In view of the results presented herein, our study does possess four noteworthy limitations. One limitation is that we relied on participant self-report for dietary intake and supplement compliance. As a result, it is possible that the information reported for both dietary intake and supplement ingestion does not accurately reflect what was actually consumed. The second limitation of our study is the sample size. While a sample size of 20 is somewhat small, it is larger than many other studies in the literature employing a very similar experimental design. We did perform a power analysis a-priori; therefore, our study should be adequately powered. The third limitation is the issue of bioavailability, as we did not assess the serum levels of any of the product’s ingredients. Even though we did assess the levels of D-Asp in our previous study (Willoughby and Leutholtz, 2013), in the present study we did not. The fourth limitation is the COA performed for the NMDA product. Even though an actual COA was performed by an independent laboratory, we did not perform a COA in our own laboratory on the NMDA product to confirm the results of the analysis. Despite confidence in our data, in lieu of these four limitations, our results should be interpreted with some amount of caution.
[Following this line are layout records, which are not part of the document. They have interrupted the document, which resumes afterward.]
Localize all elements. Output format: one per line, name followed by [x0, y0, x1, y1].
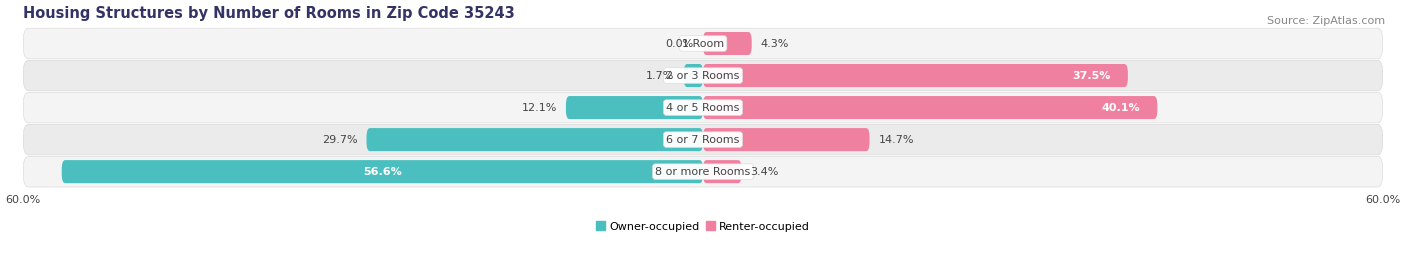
FancyBboxPatch shape [703, 32, 752, 55]
Text: 12.1%: 12.1% [522, 102, 557, 113]
Text: 4.3%: 4.3% [761, 38, 789, 48]
FancyBboxPatch shape [703, 160, 741, 183]
FancyBboxPatch shape [683, 64, 703, 87]
Text: 2 or 3 Rooms: 2 or 3 Rooms [666, 70, 740, 80]
FancyBboxPatch shape [565, 96, 703, 119]
Text: 6 or 7 Rooms: 6 or 7 Rooms [666, 134, 740, 145]
Text: 56.6%: 56.6% [363, 167, 402, 177]
Text: 1 Room: 1 Room [682, 38, 724, 48]
Text: 4 or 5 Rooms: 4 or 5 Rooms [666, 102, 740, 113]
FancyBboxPatch shape [22, 124, 1384, 155]
Text: 3.4%: 3.4% [751, 167, 779, 177]
Text: Housing Structures by Number of Rooms in Zip Code 35243: Housing Structures by Number of Rooms in… [22, 6, 515, 20]
Legend: Owner-occupied, Renter-occupied: Owner-occupied, Renter-occupied [592, 217, 814, 236]
Text: 40.1%: 40.1% [1102, 102, 1140, 113]
Text: 8 or more Rooms: 8 or more Rooms [655, 167, 751, 177]
Text: Source: ZipAtlas.com: Source: ZipAtlas.com [1267, 16, 1385, 26]
Text: 37.5%: 37.5% [1073, 70, 1111, 80]
Text: 29.7%: 29.7% [322, 134, 357, 145]
Text: 0.0%: 0.0% [665, 38, 695, 48]
FancyBboxPatch shape [22, 92, 1384, 123]
FancyBboxPatch shape [367, 128, 703, 151]
FancyBboxPatch shape [22, 28, 1384, 59]
FancyBboxPatch shape [22, 60, 1384, 91]
FancyBboxPatch shape [703, 96, 1157, 119]
FancyBboxPatch shape [22, 156, 1384, 187]
FancyBboxPatch shape [62, 160, 703, 183]
FancyBboxPatch shape [703, 128, 869, 151]
Text: 1.7%: 1.7% [647, 70, 675, 80]
Text: 14.7%: 14.7% [879, 134, 914, 145]
FancyBboxPatch shape [703, 64, 1128, 87]
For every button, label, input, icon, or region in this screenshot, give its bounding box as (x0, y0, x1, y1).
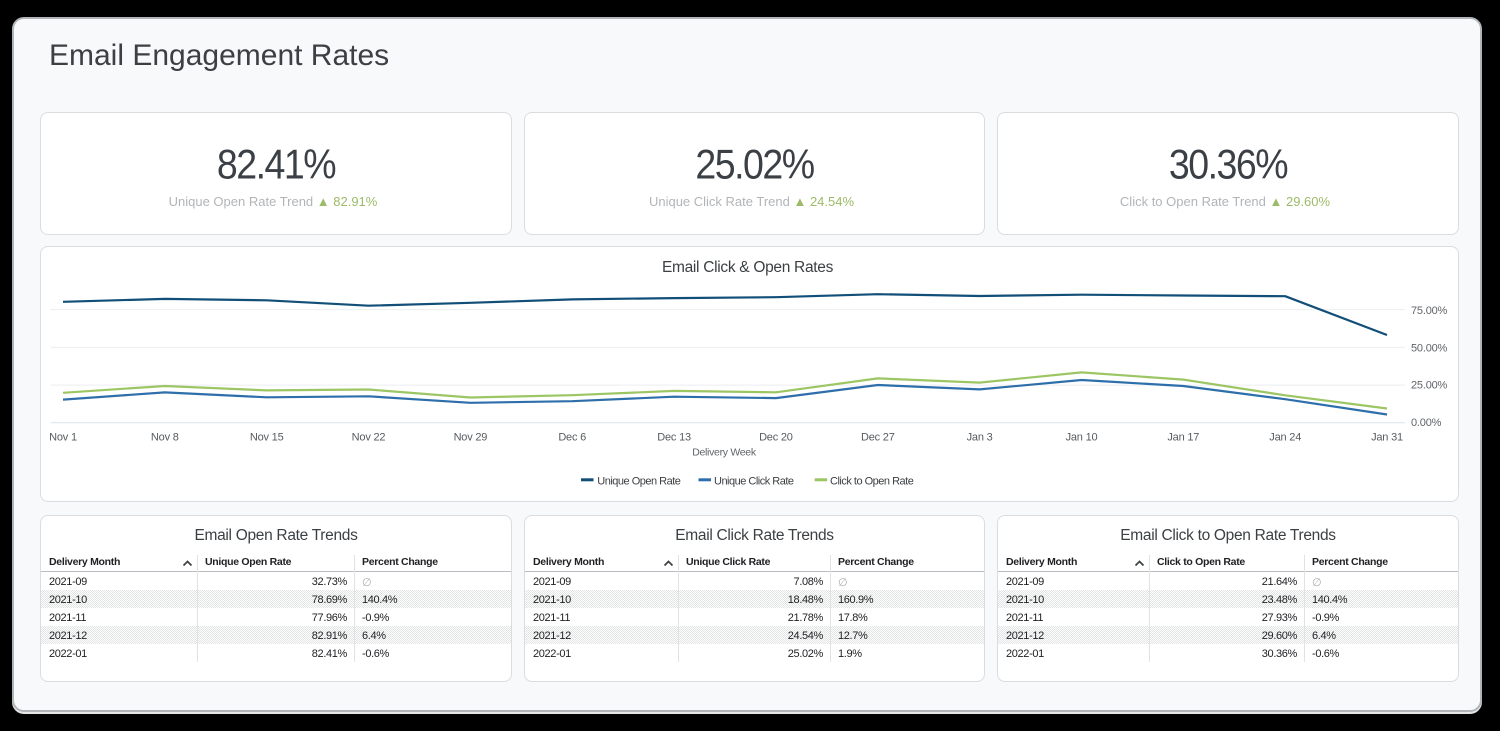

Based on the outcomes and limitations of the present study, it is clear that more research needs to be conducted on NMDA supplementation in humans regarding its ability to increase endogenous levels of testosterone, along with its potential ability to increase muscle mass and strength. However, based on the results of the current study we conclude that 28 days of NMDA supplementation, at a daily dose of 1.78 g, does not increase the activity of the HPG axis, nor does it preferentially increase skeletal muscle mass and strength in resistance-trained males when compared to placebo.